São as palavras do rei Antíoco no fim de sua vida depois que suas tropas foram vencidas pelos rivais. Cumpre-se aqui a Palavra divina que diz que Deus “derruba do trono os poderosos e enaltece os humildes” que Maria de Nazaré cantou no seu Magnificat (Lc 1,52).
É outro exemplo de como no Antigo Testamento os autores sagrados liam a história da perspectiva da fé. Aqui põem nos lábios do próprio Antíoco, moribundo e abandonado de todos, umas confissões que servirão de lição para aquele que quer arrogar-se o protagonismo, rebelando-se contra a vontade de Deus. São palavras patéticas que necessitam ser refletidas por todos nós.
Consequenteme, a lição desta história não é apenas para os poderosos da terra que se divertiram de todos e se dedicaram à roubalheira e à corrupção, e depois pagam as consequências. Em nossa vida pessoal, numa escala muito mais reduzida não temos que pagar também nossos próprios caprichos? Ninguém cre impunemente!
Hoje terminamos a leitura da história dos Macabeus com o relato da morte de Antíoco, o ímpio rei que os perseguia.
Antióco era um rei que tinha ganância pelos bens materiais, especialmente pelo ouro e prata. Ele usava todas as menaeiras para conquistar e acumular o ouro e prata, como lemos na Primeira Leitura de hoje. Mas no fim ele tinha que experimentar uma tremenda derrota que o fez cair na angústia, na tristeza, na insônia, na vontade de morrer e assim por diante. O ouro e a prata que tinha eram incapazes de fazer Antíoco feliz.
Nesse homem se encarnam o ambicioso sem limite e o avarento insaciável.

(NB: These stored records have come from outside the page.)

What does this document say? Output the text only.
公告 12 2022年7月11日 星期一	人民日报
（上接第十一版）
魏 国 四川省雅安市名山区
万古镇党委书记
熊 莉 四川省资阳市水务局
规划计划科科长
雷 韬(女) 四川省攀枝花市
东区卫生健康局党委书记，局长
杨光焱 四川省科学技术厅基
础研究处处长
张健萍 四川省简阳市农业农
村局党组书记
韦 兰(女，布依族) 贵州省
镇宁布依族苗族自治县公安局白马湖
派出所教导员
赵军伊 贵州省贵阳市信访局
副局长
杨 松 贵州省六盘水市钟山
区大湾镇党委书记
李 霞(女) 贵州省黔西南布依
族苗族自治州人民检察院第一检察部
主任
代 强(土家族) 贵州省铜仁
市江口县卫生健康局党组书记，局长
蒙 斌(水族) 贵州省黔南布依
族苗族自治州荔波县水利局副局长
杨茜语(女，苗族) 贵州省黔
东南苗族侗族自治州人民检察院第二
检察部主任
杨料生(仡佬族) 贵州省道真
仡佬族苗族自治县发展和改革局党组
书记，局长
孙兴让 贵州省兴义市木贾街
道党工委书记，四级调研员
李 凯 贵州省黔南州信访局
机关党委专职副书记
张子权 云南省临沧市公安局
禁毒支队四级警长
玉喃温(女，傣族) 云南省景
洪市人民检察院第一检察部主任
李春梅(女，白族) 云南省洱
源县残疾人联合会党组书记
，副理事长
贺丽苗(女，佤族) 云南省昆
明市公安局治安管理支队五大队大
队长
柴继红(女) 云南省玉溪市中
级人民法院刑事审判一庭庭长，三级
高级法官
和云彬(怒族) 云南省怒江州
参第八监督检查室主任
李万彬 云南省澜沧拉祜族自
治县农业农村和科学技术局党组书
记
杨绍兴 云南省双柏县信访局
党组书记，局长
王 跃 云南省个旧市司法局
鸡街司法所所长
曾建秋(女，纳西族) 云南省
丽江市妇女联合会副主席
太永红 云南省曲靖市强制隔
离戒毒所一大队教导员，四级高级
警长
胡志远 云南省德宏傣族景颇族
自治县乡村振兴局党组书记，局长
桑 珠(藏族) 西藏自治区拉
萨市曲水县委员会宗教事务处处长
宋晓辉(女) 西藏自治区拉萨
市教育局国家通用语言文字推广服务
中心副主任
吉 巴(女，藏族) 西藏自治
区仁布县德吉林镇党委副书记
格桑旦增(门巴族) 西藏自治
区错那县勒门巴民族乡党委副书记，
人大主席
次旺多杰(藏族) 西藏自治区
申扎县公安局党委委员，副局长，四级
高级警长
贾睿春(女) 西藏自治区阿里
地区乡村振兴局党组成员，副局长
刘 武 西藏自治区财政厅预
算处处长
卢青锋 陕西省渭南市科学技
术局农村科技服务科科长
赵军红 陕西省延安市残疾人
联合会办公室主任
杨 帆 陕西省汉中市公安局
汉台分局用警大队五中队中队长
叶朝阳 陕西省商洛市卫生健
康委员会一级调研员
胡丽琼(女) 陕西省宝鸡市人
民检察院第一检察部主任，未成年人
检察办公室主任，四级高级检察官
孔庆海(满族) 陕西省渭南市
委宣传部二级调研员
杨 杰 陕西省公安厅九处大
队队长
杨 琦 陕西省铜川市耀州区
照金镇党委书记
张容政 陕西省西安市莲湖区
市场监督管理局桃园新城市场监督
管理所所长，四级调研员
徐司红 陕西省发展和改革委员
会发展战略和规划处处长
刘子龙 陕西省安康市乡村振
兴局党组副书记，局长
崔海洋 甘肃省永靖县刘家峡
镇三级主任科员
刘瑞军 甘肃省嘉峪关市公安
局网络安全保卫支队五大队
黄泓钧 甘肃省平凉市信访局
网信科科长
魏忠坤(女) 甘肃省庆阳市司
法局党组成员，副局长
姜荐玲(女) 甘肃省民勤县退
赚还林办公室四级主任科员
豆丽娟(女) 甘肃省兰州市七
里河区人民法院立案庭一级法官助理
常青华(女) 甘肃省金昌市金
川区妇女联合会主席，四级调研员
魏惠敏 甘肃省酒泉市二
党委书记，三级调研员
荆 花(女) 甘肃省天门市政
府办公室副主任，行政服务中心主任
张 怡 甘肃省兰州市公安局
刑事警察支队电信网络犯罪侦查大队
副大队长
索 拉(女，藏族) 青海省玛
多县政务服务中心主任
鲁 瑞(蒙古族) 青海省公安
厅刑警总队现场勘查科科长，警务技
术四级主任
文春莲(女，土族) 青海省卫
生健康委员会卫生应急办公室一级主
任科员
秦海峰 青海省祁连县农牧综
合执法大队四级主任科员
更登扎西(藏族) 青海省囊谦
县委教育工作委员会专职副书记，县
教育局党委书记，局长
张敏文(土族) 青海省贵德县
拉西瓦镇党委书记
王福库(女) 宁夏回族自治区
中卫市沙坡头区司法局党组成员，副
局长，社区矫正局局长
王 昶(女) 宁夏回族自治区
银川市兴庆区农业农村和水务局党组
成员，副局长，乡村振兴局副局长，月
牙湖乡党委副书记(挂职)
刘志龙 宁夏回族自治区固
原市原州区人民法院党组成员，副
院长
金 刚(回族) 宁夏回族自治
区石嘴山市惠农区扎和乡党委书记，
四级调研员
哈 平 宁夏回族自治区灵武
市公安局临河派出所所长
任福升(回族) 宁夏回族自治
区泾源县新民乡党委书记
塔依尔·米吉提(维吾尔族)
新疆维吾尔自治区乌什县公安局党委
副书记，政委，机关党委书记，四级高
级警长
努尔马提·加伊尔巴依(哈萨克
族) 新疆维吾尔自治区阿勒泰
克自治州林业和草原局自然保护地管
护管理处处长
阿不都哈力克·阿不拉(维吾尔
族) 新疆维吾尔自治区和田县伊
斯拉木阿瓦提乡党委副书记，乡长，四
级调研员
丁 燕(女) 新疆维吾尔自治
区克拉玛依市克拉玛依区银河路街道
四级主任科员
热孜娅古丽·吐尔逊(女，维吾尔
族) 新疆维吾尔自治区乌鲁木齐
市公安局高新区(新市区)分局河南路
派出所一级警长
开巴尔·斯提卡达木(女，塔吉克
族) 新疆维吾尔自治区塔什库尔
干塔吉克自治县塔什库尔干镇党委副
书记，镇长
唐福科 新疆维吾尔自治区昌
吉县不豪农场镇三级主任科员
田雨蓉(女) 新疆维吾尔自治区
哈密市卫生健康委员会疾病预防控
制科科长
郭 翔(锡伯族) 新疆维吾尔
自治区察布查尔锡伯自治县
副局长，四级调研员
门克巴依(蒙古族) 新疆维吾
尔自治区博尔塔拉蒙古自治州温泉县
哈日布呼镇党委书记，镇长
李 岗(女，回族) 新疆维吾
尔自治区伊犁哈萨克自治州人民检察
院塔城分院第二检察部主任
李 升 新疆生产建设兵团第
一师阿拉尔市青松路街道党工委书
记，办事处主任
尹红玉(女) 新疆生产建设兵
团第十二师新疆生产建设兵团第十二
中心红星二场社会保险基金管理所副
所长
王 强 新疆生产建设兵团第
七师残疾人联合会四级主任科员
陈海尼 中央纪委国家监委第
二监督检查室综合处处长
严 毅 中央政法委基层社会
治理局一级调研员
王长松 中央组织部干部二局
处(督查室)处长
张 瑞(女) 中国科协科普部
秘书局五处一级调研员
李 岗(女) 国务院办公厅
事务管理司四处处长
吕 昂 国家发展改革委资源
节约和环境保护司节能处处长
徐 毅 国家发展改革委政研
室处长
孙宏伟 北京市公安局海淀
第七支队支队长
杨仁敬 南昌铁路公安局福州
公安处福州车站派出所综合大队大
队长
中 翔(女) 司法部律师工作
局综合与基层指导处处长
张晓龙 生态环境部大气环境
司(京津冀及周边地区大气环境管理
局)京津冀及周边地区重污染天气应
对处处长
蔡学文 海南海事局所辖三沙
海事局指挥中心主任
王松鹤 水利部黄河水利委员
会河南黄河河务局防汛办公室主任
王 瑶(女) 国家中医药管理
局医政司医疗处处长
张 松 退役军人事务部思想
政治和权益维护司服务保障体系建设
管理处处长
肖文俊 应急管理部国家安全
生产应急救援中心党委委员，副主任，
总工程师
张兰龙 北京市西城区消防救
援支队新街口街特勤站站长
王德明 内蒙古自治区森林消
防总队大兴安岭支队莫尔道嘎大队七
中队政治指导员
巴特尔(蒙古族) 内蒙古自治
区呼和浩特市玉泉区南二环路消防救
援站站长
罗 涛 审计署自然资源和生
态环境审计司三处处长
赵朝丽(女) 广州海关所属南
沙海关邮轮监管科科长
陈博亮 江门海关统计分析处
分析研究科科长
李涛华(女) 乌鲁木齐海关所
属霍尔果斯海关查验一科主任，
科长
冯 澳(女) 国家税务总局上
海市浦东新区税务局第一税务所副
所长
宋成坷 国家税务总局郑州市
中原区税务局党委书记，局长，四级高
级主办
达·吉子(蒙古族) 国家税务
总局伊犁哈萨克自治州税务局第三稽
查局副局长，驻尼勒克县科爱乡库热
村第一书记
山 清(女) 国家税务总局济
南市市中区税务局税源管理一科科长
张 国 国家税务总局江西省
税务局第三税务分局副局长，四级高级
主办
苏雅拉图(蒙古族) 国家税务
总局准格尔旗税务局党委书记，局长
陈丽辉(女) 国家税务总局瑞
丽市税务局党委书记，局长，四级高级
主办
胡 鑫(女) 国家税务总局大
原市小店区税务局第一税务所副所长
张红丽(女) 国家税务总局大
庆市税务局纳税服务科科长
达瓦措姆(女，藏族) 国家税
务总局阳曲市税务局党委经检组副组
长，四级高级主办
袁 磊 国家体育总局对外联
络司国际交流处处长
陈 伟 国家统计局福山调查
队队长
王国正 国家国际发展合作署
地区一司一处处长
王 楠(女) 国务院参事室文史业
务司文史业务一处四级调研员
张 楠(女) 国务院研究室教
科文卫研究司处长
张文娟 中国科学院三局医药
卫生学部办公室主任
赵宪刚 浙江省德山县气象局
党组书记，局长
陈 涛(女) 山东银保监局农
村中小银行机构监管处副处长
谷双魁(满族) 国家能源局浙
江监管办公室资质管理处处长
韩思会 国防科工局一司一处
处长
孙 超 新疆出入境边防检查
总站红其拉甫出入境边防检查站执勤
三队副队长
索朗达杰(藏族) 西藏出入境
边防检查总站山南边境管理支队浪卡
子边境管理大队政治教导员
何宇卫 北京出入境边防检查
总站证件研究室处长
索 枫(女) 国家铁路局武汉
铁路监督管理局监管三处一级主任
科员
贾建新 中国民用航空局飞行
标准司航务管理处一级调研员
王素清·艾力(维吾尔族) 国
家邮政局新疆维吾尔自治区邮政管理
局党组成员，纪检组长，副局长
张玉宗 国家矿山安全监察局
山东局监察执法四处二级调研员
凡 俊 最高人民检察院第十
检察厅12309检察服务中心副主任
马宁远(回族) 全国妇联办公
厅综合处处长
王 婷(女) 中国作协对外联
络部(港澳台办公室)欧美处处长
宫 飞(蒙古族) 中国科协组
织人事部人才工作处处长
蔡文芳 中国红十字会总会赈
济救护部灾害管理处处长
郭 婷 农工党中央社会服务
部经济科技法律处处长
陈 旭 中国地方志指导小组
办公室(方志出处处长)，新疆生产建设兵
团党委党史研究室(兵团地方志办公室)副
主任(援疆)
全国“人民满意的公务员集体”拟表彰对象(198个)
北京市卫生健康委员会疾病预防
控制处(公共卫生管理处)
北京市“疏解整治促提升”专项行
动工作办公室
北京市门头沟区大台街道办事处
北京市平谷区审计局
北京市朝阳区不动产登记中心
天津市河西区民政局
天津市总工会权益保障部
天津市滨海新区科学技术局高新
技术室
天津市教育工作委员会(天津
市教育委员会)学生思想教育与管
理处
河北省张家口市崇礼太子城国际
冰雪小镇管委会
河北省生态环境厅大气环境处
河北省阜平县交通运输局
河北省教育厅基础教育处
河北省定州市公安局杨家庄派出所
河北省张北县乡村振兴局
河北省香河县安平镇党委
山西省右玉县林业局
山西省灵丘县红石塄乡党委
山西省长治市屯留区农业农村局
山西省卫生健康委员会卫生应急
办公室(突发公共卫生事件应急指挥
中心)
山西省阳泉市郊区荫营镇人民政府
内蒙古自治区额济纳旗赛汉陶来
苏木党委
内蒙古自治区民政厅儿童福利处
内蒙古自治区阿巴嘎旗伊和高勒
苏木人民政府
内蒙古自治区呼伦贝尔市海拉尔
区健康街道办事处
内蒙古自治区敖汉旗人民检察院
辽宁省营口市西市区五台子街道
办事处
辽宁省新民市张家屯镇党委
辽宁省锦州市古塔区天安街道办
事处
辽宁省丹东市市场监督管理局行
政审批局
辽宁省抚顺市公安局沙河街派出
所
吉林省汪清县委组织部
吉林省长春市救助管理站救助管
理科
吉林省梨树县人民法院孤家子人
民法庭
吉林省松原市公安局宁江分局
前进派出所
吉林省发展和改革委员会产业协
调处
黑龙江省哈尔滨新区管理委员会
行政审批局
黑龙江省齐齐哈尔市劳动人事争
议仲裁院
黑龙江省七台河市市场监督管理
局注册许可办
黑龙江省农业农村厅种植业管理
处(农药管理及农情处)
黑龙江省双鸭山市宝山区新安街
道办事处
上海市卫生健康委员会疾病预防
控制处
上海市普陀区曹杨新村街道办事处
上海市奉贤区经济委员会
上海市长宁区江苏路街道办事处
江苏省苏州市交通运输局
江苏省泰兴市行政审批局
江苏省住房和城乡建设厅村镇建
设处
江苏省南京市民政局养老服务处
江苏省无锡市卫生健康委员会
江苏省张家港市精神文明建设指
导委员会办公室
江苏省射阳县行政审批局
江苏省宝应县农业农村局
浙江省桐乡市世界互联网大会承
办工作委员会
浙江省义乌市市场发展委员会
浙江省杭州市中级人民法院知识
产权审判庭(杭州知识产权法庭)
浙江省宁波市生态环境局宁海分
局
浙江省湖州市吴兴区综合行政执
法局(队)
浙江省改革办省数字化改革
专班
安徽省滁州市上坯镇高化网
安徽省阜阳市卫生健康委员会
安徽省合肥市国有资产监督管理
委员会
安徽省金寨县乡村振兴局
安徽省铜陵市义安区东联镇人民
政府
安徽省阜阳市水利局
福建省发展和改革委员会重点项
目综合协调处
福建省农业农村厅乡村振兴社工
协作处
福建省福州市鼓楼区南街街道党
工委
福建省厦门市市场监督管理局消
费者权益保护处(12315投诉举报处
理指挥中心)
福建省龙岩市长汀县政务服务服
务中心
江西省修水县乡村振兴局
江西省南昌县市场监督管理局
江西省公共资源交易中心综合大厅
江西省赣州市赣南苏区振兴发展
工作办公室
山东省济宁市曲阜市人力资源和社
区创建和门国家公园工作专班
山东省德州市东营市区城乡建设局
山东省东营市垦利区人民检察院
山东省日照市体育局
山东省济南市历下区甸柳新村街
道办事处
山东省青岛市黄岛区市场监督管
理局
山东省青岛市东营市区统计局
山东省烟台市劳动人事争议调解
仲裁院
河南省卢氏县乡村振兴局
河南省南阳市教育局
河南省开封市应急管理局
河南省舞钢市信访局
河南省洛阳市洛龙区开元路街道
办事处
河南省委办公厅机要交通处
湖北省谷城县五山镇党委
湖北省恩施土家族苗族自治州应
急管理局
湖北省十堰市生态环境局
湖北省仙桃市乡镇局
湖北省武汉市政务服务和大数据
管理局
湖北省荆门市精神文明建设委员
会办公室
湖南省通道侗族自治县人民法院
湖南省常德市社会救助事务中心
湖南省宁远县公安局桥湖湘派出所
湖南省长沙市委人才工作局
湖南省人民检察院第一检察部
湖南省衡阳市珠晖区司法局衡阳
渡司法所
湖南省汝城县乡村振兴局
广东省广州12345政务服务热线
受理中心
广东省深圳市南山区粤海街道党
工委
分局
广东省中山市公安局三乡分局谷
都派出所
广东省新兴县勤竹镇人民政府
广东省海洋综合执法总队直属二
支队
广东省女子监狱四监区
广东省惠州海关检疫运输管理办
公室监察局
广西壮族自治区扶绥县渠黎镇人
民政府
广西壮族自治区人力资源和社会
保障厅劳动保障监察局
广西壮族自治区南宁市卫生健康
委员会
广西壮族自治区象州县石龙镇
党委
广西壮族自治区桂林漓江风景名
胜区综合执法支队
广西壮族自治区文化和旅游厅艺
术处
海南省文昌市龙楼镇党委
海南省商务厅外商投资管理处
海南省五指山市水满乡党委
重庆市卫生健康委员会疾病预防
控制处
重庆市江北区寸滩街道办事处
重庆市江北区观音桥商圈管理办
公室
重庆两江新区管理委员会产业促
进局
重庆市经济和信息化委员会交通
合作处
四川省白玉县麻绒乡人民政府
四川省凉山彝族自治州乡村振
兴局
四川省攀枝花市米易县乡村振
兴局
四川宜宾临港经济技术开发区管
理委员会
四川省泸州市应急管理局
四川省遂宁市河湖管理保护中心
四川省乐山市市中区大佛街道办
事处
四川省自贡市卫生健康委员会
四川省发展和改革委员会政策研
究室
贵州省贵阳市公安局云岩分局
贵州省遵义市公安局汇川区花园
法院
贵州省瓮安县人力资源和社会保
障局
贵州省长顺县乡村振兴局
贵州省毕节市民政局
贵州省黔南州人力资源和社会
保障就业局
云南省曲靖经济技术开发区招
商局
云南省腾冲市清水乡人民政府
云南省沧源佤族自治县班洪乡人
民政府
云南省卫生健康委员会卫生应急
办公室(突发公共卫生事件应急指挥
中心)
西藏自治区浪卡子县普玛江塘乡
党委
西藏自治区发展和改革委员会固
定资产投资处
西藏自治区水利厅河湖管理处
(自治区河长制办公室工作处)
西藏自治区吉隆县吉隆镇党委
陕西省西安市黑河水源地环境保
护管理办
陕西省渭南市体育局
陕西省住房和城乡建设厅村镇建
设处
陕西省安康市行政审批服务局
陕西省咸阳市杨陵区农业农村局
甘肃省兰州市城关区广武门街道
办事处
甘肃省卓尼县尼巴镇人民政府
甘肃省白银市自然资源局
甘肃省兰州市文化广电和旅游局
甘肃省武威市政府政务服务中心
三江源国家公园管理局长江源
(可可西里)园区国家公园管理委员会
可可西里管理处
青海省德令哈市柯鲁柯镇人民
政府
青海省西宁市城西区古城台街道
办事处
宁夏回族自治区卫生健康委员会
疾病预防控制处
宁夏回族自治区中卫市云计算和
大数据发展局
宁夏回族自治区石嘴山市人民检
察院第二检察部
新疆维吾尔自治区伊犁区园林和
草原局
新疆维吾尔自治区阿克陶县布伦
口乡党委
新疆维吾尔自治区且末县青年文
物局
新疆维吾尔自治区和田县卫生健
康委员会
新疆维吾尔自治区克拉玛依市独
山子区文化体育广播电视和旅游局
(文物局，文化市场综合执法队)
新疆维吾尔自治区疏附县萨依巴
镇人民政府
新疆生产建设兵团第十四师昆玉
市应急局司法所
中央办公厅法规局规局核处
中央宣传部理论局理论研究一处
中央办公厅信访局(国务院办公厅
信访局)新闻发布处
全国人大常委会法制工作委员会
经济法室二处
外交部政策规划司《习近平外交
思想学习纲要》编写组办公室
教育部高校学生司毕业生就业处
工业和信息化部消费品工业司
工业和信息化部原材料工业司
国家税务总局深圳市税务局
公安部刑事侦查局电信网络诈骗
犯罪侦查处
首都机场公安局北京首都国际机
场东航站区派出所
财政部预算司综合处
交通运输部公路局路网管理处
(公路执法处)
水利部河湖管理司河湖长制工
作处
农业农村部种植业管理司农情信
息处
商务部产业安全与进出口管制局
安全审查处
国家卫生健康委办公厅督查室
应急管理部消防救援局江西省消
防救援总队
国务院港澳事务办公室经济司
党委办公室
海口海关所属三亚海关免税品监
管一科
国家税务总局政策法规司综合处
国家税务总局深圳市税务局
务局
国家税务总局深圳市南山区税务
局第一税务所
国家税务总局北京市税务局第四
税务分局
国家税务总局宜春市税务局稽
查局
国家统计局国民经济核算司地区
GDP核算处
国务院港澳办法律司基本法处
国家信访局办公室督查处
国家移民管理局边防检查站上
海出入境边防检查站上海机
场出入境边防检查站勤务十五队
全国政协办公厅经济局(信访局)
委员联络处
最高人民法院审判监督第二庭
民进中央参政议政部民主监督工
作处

Ambicioso porque sua ambição se transforma em vício para se afirmar, e os meios para atingir sua glória são desonsetos. O ambicioso legitima o recurso à violência para atingir seus objetivos. Avarento porque ele faz uma transposição do absoluto para o que é relativo, e acredita que a riqueza não é um meio para se viver e sim a própria razão de ser da vida. Com a idade cada vez mais avançada perceberemos que não era tudo isso que estávamos procurando.
Uma pessoa ambiciosa e avarenta, diante das derrotas e dos insucessos da vida se mostra fraca, e enxerga tudo escuro e sem solução. Fechada dentro de si mesma, ela se aflige e se atormenta por acontecimentos que os outros suportam. Ela não se dá conta de que a vida está entretecida de alegrias e sofrimentos, de vitórias e derrotas, de mal e de bem para todos. O derrotismo é a pior resposta às vicissitudes da nossa vida.
A Vida Não Pertence à Morte e Sim a Morte Pertence à Vida
Jesus se encontra, agora, em Jerusalém e está nos seus últimos dias de vida, pois ele será crucificado, morto e glorificado. Ele continua cumprindo sua missão, dando para seus seguidores suas ultimas lições.
A lição que Jesus nos passa hoje é a fé na ressurreição. O evangelista Marcos, na passagem paralela, declara que o mistério da Ressurreição é acessível somente para quem conhece as Escritura e o poder de Deus (Mc 12,24). Lucas, no texto de hoje, destaca a nova qualidade de vida que a Ressurreição comporta: somos como anjos, filhos de Deus que vivem para ele.
O tema da ressurreição dos mortos opõe os fariseus aos saduceus. Os fariseus defendem a fé na ressurreição dos mortos. Enquanto que os saduceus não acreditam na ressurreição por uma coisa muito prática como lemos no Evangelho deste dia.
Os saduceus são um grupo de ricos e poderosos, formado por grandes proprietários de terras/latifundiários (anciãos), pelos membros da elite sacerdotal e pelos grandes comerciantes. Eles controlam a administração da justiça no Tribunal Supremo conhecido como Sinédrio que condena Jesus à morte (cf. Mt 27,1-2). Habitualmente o sumo sacerdote, a figura mais poderosa no Templo é escolhido de famílias pertencentes a este grupo. Eles também são colaboracionistas com os romanos para manter sua posição de privilégio.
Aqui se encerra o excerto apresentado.